Depuis quelques jours, je suis à Bologne, chez ma fille Mara qui est en train de terminer son doctorat en droit du travail (...) [et là elle détaille les frais qu’elle doit affronter personnellement car l’Alma mater, la plus ancienne université du monde occidental, où elle se trouve manque désormais de fonds pour couvrir entièrement les frais de ses 4 doctorants ! NdT], mais ce matin, j’ai dû appeler le responsable de mon camp parce que la famille qui partage ma tente m’a informée qu’on était en train de faire des contrôles pour la distribution des nouveaux pass de domiciliation dans le camp (j’en ai déjà un). Ça m’a tellement énervée que j’ai cru que j’allais avoir un malaise. Cette façon de procéder répétitive dans les camps, ce document qu’on vous demande souvent et l’autorisation d’accès que doivent demander tous les « étrangers » qui viennent vous rendre visite, qu’il s’agissent de vos frères et sœurs ou de vos parents placés dans d’autres camps ou d’autres lieux, le fait que maintenant, bien que j’aie prévu de rester un peu plus longtemps avec ma fille, je doive rentrer pour avoir mon nouveau pass sur présentation d’une pièce d’identité bien que le numéro de ma carte d’identité ait déjà été enregistré trois fois par les responsables du camp, me bouleversent de façon incroyable. A se demander quel est le rôle de la Protection civile ? Celui de me protéger de manière civile ou doit-elle me traiter comme si j’étais dans un camp de concentration ? Ce matin, quand je lui ai parlé, le responsable de mon camp m’a répondu qu’il n’y avait aucun problème, que je pouvais rentrer quand je voulais, rendre mon vieux pass et prendre la nouveau, mais que, de toute façon, la prochaine fois il faudra que je communique mon éloignement avant de partir. Je me demande bien pourquoi je devrais signaler mes déplacements. Maintenant, la tente c’est chez moi, et j’ai bien peur qu’il en soit ainsi pendant longtemps, au moins jusqu’à fin novembre. Quelle est la norme qui m’impose de signaler mes déplacements ? Si on me répond qu’on est en présence d’une situation d’urgence, et qu’une telle situation durera pendant des mois et des mois, alors nous sommes en présence d’une terrible baisse du niveau de la démocratie !

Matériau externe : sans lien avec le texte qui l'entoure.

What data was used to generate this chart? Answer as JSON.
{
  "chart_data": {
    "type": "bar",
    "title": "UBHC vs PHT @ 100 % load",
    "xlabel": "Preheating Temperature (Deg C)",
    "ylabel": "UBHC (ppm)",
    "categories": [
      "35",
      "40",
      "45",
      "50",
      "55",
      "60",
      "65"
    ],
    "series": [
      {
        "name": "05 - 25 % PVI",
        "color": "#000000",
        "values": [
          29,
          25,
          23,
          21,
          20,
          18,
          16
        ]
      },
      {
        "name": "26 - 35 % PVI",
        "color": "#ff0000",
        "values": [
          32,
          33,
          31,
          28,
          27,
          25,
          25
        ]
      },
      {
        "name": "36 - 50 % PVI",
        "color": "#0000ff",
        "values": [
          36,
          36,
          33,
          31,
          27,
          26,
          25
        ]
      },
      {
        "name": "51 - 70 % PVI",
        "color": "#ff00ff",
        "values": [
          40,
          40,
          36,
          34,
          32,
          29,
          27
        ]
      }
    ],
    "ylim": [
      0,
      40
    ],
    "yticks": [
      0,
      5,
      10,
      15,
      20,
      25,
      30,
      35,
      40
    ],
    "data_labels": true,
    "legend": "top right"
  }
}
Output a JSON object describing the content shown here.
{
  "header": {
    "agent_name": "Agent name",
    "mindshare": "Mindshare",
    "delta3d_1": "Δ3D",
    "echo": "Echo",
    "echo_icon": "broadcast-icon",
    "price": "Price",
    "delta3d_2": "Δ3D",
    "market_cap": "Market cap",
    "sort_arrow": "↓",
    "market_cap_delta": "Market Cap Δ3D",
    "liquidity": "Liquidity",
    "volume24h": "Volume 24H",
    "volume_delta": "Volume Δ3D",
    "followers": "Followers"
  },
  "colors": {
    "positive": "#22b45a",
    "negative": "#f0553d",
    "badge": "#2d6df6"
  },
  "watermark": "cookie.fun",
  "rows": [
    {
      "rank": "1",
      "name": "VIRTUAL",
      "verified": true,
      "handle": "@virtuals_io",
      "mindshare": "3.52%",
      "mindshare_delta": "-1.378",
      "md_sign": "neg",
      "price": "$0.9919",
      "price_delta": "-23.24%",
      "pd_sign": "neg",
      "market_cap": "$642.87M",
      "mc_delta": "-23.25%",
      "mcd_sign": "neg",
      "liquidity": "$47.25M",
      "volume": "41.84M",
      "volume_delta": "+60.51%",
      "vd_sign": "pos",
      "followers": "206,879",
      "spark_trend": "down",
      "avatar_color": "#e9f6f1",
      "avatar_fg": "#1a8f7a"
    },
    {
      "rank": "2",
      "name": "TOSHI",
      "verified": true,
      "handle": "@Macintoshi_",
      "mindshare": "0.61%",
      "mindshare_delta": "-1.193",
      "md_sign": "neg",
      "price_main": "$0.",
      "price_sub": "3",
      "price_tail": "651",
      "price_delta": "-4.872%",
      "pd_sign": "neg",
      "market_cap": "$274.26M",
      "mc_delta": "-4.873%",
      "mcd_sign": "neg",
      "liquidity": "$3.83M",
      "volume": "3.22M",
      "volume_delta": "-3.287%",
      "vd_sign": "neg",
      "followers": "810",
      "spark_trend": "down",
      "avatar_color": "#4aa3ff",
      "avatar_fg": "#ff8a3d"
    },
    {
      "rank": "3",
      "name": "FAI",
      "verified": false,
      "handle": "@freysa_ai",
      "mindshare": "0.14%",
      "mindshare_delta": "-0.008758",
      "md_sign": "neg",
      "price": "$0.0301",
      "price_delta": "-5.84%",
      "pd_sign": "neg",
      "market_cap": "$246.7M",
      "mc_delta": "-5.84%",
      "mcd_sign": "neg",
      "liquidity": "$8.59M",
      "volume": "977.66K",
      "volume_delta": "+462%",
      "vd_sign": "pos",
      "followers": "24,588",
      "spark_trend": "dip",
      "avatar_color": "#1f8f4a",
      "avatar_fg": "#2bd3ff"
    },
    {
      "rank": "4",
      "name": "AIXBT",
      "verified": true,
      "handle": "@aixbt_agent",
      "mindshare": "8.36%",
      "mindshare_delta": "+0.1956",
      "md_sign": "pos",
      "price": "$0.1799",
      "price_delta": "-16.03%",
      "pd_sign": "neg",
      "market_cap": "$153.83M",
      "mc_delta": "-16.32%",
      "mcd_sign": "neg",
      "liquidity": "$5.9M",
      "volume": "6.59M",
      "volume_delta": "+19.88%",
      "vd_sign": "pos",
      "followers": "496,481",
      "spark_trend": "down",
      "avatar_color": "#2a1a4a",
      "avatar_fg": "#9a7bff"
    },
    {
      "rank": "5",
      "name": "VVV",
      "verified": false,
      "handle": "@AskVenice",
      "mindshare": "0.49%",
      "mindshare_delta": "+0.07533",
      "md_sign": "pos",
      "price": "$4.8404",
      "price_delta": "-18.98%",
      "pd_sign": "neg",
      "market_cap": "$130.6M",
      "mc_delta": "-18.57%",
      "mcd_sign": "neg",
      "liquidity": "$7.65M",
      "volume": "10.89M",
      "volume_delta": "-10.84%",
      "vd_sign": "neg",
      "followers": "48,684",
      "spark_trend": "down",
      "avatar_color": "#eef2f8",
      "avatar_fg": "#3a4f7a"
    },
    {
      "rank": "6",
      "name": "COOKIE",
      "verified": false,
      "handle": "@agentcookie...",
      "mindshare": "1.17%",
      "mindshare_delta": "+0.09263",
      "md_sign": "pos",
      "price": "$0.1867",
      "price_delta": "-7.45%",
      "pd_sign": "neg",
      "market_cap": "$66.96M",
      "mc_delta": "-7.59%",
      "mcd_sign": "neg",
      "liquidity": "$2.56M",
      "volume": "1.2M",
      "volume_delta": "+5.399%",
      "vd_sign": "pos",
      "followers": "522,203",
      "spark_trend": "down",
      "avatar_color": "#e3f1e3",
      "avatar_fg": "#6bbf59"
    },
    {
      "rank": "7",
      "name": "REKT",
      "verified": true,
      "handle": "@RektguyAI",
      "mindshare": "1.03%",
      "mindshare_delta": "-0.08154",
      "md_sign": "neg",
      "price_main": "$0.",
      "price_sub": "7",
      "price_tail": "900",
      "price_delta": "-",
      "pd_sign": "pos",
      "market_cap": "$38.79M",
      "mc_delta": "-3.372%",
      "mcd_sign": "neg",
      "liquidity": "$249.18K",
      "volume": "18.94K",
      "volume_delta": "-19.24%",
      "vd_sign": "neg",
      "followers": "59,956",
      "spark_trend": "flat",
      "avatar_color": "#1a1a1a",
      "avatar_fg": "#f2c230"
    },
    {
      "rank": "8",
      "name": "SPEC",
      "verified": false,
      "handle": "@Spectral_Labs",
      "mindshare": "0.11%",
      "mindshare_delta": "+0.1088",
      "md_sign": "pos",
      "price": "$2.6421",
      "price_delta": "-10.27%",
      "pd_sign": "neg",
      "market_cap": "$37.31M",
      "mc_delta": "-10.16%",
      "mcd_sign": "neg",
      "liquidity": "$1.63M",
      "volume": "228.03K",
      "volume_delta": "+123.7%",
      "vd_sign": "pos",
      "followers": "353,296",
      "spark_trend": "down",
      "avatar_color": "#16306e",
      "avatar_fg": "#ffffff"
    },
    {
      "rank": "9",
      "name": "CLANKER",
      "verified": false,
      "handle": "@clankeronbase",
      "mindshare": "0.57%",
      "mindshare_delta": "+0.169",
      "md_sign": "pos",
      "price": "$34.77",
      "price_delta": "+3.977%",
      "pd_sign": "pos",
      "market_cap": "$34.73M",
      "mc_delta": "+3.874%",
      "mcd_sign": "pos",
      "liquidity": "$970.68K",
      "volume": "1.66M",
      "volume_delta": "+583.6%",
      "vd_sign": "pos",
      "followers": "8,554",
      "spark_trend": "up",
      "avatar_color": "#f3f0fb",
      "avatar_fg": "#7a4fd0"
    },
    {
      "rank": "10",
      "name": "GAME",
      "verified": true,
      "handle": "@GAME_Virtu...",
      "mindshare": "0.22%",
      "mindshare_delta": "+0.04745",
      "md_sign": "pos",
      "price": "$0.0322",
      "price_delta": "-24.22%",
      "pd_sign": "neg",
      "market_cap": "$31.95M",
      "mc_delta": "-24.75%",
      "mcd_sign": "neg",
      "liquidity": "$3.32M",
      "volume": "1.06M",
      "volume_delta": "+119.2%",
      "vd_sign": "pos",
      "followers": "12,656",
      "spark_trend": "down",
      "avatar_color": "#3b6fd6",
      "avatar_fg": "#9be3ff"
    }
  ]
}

Je ne suis ni une évaporée, ni en colère : je suis exaspérée ! Je pense que notre ville est en train de devenir non pas une ville à reconstruire, mais une ville « laboratoire », dans laquelle on veut expérimenter un nouveau modèle de société : privés de droit, passifs, sans besoins, ce qu'on vous donne est le fruit de la bonne volonté des volontaires ou de l’empereur, et vous devez le prendre sans oublier de dire merci ! Je m’y refuse ! Tous les habitants de L’Aquila s’y refusent ! Personne n’a le droit de mettre la main sur nos corps, sur nos esprits, sur nos consciences, sur notre mémoire !
Autre considération : toutes les tentes prévues pour les situations d’urgence sont de huit places, de façon à pouvoir accueillir, dans des temps très brefs après l’évènement catastrophique, le plus grand nombre de personnes possible. Par conséquent, il y a de très nombreuses situations de promiscuité (moi, j’habite avec une autre famille qui a deux enfants en bas âge). J'en reviens toujours à la situation d’avant : une situation de promiscuité, on peut la proposer et l’accepter pendant un mois, quand, suite à un évènement aussi terrible la désorientation est totale, mais pas pendant 7 mois ou plus ! Dans certaines tentes, il y a jusqu’à trois familles ! Alors je me demande : si on n’a pas voulu utiliser des containers provisoires, pourquoi le Président du Conseil, toujours plein d’idées magnifiques (sur les femmes, sur les juges, sur le Parlement, sur la Constitution) ne pense-t-il pas à nous fournir des tentes pour 4 personnes ? Ou, encore mieux, pourquoi ne réussit-il pas à nous garantir, dans l'immédiat, une installation digne de ce nom, sans nous contraindre à aller sur la côte ou dans des appartements de la Région des Abruzzes, bien sûr pas à L’Aquila où la destruction est totale ?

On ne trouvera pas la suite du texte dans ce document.